In 1947 the South Downs was among twelve areas recommended for designation as a national park in England. In 1956 the National Parks Commission noted extensive damage to the chalk downland from cultivation and voted against further work on designation, despite their stated aim of protecting what remained. It did, however, recognise the ‘great natural beauty’ of the area and in 1966 designated the Sussex Downs an Area of Outstanding Natural Beauty (AONB). Along with East Hampshire AONB, this formed the basis of the South Downs National Park (SDNP), finally designated in 2010, making it England’s newest national park. The SDNP has a statutory duty to ‘conserve and enhance the natural beauty, wildlife and cultural heritage of the area’. Chalk grassland now covers just four per cent of the Park’s area and the Park Authority is working with a range of local farmers, land managers and environmental partners to protect what remains and reverse the decline of recent decades.

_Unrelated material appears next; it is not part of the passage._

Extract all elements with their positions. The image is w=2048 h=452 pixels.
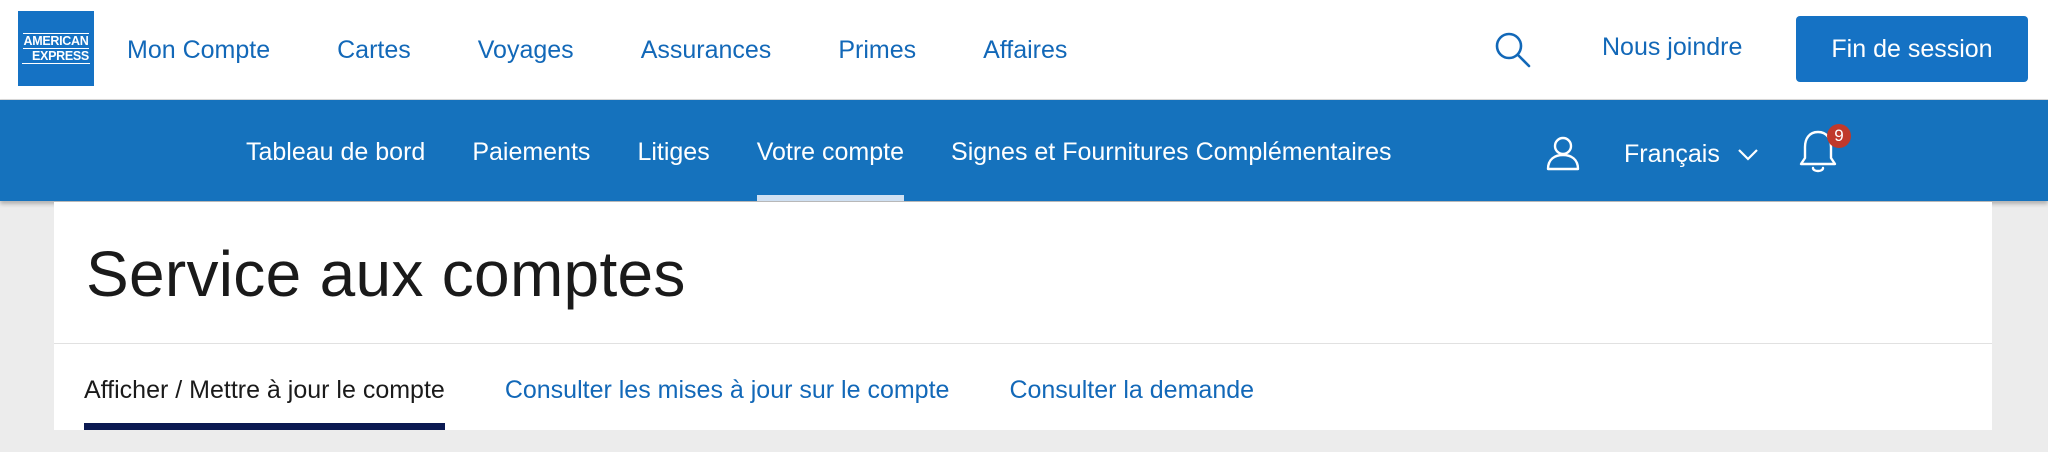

Each year volunteers clear invasive scrub and collect local grassland seeds to propagate. In sensitively grazed areas of chalk grassland you can now find up to forty species of flowering plants in one square metre during the spring and summer, and over thirty species of butterfly can be on the wing at any given time. One of the most treasured inhabitants of the South Downs, the brilliantly coloured Adonis Blue butterfly, has made a recovery. The caterpillars feed on the leaves from just one plant, the Horseshoe Vetch, and the adult butterflies lay their eggs under the plant’s leaves. Like most of the other small wildflowers that brighten the grasslands, Horseshoe Vetch benefits from the short turf created by grazing sheep as this keeps the longer grasses in check that would otherwise eclipse its struggle for nutrients and sun. However, grazing must be intermittent and at different times each year, so the new emerging seedlings have a chance to mature. Greatly declined species such as the Duke of Burgundy butterfly also benefit from mixed patterns of interrupted grazing. This gives its caterpillars a chance to feed on the leaves of Cowslip, so-called as they tend to germinate in the exposed soil created by cow’s hooves slipping in open pasture. Again, cowslips can only flourish if grazing is not continuous or at the same time each year.
Areas of chalk grassland can be found at Lullington Heath, Deep Dene and Windover Hill, as well as on the Cuckmere Valley slopes near High-and-Over and at Exceat.